I don’t believe that peer support and psychiatry, or psychology are mutually exclusive. I am quite certain that dealing with complex mental illness requires a diverse and equally complex response. For caregivers and doctors the pressure must be enormous if they are a person’s main or only source of support. Burnout is a real possibility in doctors, counsellors and social workers. And, to be fair, it would be hard on family and peers if they were the only support for a person struggling with serious mental health issues. I have a psychiatrist, a therapist, a family doctor, a husband, a peer group, and various other friends. I like to spread the pressure around. For one thing, no one person gets the brunt of my illness, or issues. Also, I get a wide range of perspectives on what is going on with me; there is a diversity of ideas and options to match my different and changing needs for support.

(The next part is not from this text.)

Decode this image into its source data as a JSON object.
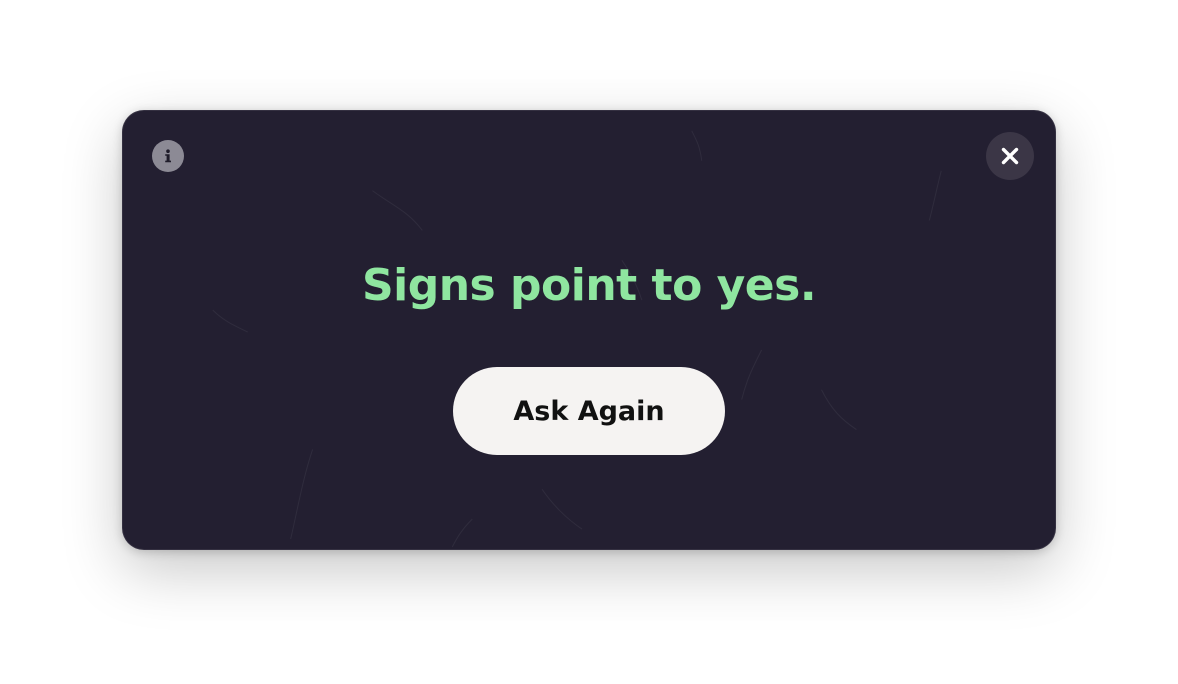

Given that there are many people who struggle with mental health issues who are moving away from the medical model, the Mad Pride movement is one example, some questions should be asked. First, what is missing for these people in the medical model? Is there something about the model that does not take into consideration the range and depth of human experience and emotion? This model reduces our struggles to illnesses that need to be medicated into submission. There is very little emphasis on psychotherapy, on the role of emotional healing. In numerous studies it has been shown that a combination of medication and psychotherapy is the most effective approach, and also that it is not the mode of therapy that is most predictive of good outcomes but the quality of the therapeutic alliance. That feeling of connection and of being heard is central to a good therapeutic relationship. Second, what about peer support is so attractive? Is it the level of understanding, the connection with another person not tainted by a rigid hierarchy of education and medical degrees that makes it effective?

What about our current mental health model prevents us from getting the best of both situations? I know I need medication to keep my moods stable, but I also know that I need to be a partner in deciding what those medications are, and what levels of side effects are acceptable. So, I would not advocate for opting out of the medical model entirely (in my case anyway). I also know that I need the support of both a psychotherapist, to help me make sense of what I feel and experience, and of my peers, to make me feel less freakish and to put my experiences into proper context. I need to feel that I have a shared experience with a group in order to feel like there is a legitimate place for me in the world. I would say that all people need that. All three of these things are central to my recovery.

As for Andrea and the Kitten, we have all moved on to other stages of our recovery. For some reason, as we drew near to our discharge dates, the three of us bonded and we have maintained a relationship outside of the hospital. Most of these tight, intimate friendships don’t survive in the outside world, but ours has. We have, all three of us, had rocky roads since discharge. There have been re-admissions, relapses, bad nights and bad weeks. There have also been great triumphs, joy, silly fits of giggles, text messages and clever conversations on Facebook. We are all struggling to find a way to live, financially, productivity-wise and emotionally, and we all have very different levels of support. What is constant, though, is that we ask each other for advice, for support, for cheer-leading and for validation that we are not monsters. We deserve human kindness, and to a certain extent we find it from each other.